Federal officials first discovered the mess during site visits between 1987 and 1990. It turned out that of all the abandoned Arctic waste sites for which INAC is responsible, Resolution Island contained the most severe soil contamination from PCBs.

Along with the PCB headache, they found other potentially dangerous substances, such as transformer fluids, hydrocarbons, asbestos and heavy metals.

In 1997, INAC began cleanup work, using QC as its contractor. But work progressed slowly because of a limited budget.

In 2003, when the federal government poured $3.5 billion into a 10-year program aimed at cleaning up contaminated sites around the country, work accelerated at Resolution Island.

INAC worked out a three-year plan to get the cleanup finished, and the amount of total employment income paid to workers jumped to about $1.7 million a year. In 1997, employment income totalled only about $215,000.

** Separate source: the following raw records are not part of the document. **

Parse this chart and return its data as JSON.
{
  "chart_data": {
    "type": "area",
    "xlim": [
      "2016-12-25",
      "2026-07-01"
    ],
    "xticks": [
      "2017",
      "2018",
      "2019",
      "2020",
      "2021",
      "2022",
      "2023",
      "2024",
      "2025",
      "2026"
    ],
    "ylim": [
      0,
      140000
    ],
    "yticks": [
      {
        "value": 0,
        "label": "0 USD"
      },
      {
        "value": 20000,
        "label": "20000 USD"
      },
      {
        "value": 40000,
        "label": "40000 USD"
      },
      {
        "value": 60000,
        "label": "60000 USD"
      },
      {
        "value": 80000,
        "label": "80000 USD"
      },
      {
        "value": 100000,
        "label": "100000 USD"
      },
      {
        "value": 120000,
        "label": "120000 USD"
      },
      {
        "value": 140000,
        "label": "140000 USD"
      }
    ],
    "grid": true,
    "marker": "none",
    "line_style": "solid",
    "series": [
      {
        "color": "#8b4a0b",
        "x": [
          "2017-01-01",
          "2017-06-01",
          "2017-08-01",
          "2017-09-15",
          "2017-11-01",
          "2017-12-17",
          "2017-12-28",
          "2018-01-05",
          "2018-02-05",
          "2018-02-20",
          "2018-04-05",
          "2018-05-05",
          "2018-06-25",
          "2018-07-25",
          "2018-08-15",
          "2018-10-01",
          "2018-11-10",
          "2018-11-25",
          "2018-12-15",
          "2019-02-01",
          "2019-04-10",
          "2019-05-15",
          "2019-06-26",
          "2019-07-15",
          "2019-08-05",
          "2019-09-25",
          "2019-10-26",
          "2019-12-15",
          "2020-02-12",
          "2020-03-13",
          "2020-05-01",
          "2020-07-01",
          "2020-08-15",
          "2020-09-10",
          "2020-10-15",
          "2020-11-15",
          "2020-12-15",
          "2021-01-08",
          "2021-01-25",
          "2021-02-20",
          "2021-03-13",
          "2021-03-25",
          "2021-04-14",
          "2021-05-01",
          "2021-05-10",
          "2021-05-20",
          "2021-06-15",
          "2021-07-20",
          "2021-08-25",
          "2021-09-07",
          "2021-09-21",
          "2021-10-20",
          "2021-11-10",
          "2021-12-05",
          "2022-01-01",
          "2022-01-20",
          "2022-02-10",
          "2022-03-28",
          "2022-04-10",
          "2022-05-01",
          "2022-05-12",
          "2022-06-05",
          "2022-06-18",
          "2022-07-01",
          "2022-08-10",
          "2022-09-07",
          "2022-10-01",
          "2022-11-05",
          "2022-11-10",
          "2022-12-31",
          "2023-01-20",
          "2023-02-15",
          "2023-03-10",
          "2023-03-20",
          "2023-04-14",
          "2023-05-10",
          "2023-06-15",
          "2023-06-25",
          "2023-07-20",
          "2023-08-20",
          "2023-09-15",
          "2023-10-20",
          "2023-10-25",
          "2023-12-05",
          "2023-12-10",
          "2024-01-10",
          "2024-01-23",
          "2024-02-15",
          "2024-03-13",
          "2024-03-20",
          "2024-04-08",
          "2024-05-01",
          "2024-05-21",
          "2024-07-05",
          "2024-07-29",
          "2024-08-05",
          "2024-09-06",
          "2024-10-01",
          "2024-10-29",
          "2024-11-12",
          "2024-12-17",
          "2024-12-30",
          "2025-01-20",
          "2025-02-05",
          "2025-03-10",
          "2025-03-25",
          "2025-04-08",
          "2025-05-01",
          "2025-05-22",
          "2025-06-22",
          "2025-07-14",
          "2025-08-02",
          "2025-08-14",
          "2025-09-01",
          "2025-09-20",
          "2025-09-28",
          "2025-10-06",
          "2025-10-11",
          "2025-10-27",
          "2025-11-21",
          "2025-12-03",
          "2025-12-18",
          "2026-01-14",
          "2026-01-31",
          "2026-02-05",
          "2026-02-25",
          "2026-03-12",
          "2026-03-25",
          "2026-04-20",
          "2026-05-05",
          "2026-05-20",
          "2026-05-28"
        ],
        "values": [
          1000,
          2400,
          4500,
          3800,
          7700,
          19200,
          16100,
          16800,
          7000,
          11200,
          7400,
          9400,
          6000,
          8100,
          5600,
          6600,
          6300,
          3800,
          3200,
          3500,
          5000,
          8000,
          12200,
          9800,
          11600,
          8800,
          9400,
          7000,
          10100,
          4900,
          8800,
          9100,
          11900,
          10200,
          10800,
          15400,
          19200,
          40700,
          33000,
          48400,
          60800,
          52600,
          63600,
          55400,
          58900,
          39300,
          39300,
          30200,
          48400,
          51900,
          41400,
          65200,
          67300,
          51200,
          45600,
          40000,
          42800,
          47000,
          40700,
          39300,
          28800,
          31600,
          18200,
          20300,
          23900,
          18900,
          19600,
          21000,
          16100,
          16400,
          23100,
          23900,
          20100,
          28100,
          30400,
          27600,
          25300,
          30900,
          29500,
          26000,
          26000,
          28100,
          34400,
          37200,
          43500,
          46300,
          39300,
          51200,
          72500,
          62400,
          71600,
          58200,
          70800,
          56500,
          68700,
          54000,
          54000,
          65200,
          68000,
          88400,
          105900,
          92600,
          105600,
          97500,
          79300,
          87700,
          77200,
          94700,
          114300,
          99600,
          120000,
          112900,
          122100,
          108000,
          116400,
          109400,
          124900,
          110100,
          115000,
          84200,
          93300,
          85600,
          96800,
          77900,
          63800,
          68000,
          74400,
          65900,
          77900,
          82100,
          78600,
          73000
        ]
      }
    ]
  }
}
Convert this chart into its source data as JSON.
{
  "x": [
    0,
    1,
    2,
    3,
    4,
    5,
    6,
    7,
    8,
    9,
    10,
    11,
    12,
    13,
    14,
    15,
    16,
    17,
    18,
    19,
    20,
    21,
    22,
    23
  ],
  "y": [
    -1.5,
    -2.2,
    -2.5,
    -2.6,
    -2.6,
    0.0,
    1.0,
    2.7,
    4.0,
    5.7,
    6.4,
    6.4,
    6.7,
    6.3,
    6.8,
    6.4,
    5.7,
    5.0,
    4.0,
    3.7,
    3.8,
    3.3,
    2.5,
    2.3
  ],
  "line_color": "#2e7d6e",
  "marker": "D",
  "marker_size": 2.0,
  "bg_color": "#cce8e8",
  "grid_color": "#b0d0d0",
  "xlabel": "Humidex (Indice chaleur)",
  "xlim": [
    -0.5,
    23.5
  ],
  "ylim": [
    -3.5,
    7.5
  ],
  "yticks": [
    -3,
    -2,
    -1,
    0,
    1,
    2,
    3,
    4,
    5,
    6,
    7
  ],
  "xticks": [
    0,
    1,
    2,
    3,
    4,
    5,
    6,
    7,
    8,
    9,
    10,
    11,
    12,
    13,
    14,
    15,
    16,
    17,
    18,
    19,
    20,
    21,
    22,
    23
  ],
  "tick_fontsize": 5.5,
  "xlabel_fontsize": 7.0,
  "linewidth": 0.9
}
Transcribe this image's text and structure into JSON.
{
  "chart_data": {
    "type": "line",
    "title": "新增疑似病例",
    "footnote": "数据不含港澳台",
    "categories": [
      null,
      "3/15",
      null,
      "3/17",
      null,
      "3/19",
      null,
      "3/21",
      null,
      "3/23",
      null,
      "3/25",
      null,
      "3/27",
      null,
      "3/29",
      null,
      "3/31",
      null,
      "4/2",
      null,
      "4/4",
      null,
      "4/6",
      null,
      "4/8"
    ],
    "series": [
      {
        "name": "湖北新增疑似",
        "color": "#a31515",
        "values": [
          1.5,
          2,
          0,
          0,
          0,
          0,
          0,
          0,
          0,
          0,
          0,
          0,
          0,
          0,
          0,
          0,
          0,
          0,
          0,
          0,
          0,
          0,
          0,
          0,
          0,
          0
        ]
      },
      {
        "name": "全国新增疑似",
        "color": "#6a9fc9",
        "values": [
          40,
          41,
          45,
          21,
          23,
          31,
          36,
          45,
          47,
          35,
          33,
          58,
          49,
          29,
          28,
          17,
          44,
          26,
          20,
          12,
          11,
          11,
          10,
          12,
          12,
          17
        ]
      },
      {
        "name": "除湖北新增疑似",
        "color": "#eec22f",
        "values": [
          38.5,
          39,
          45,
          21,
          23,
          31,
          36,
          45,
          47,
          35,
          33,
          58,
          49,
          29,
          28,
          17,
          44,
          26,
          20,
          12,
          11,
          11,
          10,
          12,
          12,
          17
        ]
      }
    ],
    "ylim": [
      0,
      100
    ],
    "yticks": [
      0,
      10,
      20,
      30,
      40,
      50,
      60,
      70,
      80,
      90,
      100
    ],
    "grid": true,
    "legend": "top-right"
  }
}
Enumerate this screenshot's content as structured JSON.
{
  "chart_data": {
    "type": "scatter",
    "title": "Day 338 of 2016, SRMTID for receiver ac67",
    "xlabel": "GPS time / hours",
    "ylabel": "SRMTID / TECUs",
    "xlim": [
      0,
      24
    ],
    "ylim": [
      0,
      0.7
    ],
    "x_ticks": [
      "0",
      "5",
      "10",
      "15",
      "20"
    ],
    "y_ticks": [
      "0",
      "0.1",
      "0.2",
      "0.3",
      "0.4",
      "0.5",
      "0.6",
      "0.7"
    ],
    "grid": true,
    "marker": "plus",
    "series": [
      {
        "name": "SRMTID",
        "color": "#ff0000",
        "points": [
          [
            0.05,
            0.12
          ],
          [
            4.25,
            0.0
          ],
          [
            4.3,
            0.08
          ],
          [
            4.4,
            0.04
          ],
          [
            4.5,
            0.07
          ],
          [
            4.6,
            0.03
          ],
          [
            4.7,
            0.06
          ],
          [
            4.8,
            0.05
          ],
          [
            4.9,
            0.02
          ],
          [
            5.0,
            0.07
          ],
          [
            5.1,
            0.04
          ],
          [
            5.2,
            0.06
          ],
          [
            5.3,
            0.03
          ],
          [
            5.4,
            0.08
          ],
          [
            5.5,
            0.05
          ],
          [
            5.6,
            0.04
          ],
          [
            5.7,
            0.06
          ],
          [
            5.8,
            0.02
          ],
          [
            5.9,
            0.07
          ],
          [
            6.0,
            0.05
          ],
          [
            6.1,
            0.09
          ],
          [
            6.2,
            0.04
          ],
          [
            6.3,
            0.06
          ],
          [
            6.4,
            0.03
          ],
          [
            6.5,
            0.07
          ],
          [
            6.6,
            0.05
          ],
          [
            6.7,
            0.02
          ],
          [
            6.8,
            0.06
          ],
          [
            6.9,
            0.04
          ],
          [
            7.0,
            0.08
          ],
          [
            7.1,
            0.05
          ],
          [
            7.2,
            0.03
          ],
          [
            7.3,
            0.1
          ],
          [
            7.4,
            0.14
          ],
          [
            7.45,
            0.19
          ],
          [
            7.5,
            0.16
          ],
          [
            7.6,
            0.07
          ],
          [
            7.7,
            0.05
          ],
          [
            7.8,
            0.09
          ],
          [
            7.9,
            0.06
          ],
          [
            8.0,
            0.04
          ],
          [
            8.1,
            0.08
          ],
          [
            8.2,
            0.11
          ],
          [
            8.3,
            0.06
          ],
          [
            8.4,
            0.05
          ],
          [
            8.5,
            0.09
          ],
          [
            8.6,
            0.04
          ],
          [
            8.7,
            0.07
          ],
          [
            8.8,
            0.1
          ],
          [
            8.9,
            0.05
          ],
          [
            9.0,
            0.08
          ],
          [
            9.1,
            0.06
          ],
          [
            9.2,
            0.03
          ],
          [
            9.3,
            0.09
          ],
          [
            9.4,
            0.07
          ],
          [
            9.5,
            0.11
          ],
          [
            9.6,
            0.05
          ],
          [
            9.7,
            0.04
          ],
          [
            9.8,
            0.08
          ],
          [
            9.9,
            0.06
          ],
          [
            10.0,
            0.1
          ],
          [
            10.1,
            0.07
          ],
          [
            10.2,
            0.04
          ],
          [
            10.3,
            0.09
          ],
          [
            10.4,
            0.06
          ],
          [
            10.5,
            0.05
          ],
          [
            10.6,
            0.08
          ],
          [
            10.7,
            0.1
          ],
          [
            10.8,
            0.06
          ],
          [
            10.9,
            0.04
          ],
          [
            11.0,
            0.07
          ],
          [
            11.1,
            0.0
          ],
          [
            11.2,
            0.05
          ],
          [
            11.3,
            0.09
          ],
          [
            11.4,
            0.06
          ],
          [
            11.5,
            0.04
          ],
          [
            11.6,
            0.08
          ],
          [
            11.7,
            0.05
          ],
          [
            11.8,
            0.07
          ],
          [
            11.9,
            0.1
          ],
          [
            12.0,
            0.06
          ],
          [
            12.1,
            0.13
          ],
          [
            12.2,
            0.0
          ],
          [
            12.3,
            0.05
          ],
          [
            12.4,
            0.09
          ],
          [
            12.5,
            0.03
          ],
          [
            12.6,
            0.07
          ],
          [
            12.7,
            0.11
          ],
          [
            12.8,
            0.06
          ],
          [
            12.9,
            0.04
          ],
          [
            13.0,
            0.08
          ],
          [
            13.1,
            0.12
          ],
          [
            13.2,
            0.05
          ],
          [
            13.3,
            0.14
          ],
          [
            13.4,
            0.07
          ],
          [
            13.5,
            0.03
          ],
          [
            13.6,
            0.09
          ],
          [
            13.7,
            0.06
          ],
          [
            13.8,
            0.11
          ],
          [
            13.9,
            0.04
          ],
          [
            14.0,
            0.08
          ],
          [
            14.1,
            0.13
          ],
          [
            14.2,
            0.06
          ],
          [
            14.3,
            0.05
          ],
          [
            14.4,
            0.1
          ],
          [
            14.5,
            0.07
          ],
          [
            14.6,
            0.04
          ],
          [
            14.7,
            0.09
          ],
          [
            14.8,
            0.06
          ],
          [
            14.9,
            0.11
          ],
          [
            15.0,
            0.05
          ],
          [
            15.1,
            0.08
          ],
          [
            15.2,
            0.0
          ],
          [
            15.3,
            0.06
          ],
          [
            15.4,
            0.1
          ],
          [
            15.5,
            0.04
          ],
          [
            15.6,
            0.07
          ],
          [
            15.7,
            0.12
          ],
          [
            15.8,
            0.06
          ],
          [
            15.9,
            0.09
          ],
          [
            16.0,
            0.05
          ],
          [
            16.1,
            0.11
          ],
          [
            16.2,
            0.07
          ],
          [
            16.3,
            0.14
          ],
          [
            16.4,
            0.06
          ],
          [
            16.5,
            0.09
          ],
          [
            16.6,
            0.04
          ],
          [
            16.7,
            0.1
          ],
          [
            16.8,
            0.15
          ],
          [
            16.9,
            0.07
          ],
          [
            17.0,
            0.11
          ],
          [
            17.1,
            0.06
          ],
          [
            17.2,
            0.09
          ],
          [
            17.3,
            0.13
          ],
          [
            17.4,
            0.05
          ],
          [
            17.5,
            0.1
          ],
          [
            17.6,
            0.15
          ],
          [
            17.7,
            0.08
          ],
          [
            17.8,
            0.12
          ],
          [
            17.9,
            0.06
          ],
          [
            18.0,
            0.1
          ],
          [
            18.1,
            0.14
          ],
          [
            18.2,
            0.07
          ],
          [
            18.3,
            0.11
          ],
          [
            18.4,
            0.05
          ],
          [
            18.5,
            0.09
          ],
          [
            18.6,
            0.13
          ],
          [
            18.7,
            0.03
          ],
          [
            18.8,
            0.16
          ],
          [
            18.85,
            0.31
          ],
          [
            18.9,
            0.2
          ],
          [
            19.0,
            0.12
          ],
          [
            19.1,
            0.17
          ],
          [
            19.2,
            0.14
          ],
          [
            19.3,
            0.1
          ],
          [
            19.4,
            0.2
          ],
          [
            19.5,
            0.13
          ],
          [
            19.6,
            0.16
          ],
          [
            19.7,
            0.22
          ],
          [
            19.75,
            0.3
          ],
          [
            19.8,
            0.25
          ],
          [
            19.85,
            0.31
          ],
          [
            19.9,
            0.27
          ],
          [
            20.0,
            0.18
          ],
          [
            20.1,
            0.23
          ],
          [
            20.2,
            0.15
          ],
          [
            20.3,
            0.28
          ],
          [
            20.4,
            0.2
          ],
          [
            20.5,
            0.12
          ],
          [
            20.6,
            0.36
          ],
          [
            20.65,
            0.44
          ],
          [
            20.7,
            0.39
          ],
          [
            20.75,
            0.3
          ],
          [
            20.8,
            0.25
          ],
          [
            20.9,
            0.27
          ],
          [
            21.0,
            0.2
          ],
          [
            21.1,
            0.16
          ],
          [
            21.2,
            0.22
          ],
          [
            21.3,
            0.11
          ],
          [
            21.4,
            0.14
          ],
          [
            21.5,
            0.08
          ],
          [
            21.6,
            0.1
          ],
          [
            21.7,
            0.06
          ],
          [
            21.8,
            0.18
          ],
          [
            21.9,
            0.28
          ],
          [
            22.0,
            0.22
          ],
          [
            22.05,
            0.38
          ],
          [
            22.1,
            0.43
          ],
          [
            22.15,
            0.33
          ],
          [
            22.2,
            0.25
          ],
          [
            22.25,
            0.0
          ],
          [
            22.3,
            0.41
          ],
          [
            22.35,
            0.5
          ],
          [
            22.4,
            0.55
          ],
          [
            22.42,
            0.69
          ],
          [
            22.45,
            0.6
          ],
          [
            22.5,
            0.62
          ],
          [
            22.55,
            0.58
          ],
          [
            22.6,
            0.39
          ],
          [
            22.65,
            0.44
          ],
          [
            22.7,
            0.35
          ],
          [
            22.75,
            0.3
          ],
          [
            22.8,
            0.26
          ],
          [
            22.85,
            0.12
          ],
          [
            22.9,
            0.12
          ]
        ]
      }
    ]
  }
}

After they were finished, workers dug up and packaged 4,000 cubic metres of highly contaminated soil and shipped it to the South. They excavated another 14,000 cubic metres of less contaminated soil and stored it in a landfill site.

They also dismantled 15 buildings, cleaned up eight old dumps, and got rid of 6,000 square metres of barrels and other debris. Much of that material is stored in three new landfill sites.

For the next 25 years, INAC will monitor Resolution Island to make sure it stays clean.